Christiane BROUSSARD, peintre et aujourd’hui auteure

Christiane Broussard a gagné, année après année, la maîtrise de sa passion, de son art.
Cette artiste originale seynoise a su s’imposer dans un métier d’autant moins facile qu’elle est une femme et aujourd’hui, nombre de lieux et de galerie la demandent.
Comme cette belle exposition qui vient de se dérouler à l’Office de Tourisme de la Seyne où la galerie ne s’est pas désemplie durant toute l’exposition.
En toute discrétion, elle est passée de l’impressionnisme à l’expressionniste et jusqu’à l’art abstrait, tout en gardant en fil rouge, la terre, la mer de sa région varoise.
Digne fille de son père, le peintre provençal Constant, c’est toute petite qu’elle le suivait dans ses ballades pour trouver le paysage idéal et c’est tout naturellement qu’elle s’est retrouvée un pinceau à la main, tout en étant dans l’enseignement.

Aujourd’hui elle vit de sa peinture et sait avec un plaisir et une maestria, assembler les couleurs, quelquefois violentes mais quelquefois tout en camaïeux de bleus ou de gris.

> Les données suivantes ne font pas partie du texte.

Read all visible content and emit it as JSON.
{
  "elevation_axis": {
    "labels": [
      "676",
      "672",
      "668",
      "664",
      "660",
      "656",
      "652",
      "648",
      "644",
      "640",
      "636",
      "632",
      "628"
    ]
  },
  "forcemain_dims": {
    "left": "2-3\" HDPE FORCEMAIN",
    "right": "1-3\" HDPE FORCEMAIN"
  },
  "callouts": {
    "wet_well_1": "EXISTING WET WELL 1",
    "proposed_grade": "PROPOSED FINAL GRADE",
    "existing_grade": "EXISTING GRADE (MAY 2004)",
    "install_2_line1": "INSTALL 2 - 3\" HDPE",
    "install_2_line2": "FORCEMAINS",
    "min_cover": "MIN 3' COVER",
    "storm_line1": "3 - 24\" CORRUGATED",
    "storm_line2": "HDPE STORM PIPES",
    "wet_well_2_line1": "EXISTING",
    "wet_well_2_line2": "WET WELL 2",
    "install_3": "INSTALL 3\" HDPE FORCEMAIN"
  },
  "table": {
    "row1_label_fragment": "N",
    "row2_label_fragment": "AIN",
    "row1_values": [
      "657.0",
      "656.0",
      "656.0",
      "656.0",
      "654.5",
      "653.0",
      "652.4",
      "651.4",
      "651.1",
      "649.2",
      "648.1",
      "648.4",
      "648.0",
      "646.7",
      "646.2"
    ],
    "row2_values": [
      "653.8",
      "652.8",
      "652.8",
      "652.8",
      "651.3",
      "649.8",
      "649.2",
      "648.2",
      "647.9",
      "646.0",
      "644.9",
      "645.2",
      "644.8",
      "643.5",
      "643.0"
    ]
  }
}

On y sent souvent le soleil et la sérénité et de la sérénité, il lui en a fallu en ces jours où la maladie l’a atteinte de plein fouet. Ça ne l’a jamais incitée à baisser les bras. Elle a continué de peindre, même si l’on sent dans ses dernières toiles, un changement de ton, d’approcher son art.
Et durant les pires moments où elle ne pouvait plus peindre, elle s’est mise à écrire.
Petite-fille d’Italiens qui, comme beaucoup, ont dû fuir Mussolini et ses chemises noires, c’est vers la France, proche de l’Italie et près de la Méditerranée qu’ils émigrèrent.
On le sait, ce ne fut pas facile, comme tout émigré, quel qu’il soit, de quitter leur terre, d’arriver dans un pays où ils ne parlent pas la langue, où on ne les attend pas, pire, où on n’en veut pas.
C’est cette épopée qu’elle nous raconte dans ce livre intitulé « Ardéa et Constant » prénom de ses grands-parents, en mémoire de ce couple qu’elle a chéri et qui a su donner à sa descendance, l’amour du prochain, l’amour du travail, en remerciement à cette terre qui les a accueillis : la France.
Ce livre, édité à compte d’auteur, raconte cette saga familiale, l’une parmi tant d’autres, dont elle a aussi voulu garder la trace pour ses enfants et petits-enfants.

Elle a pris goût à l’écriture et m’assure qu’il y aura une suite, ne serait-ce que pour parler de l’œuvre de son père qui lui a transmis cet amour de l’art.
Christiane, c’est l’amour à fleur de peau. L’amour de la peinture, l’amour des autres, et malgré tout l’amour de la vie.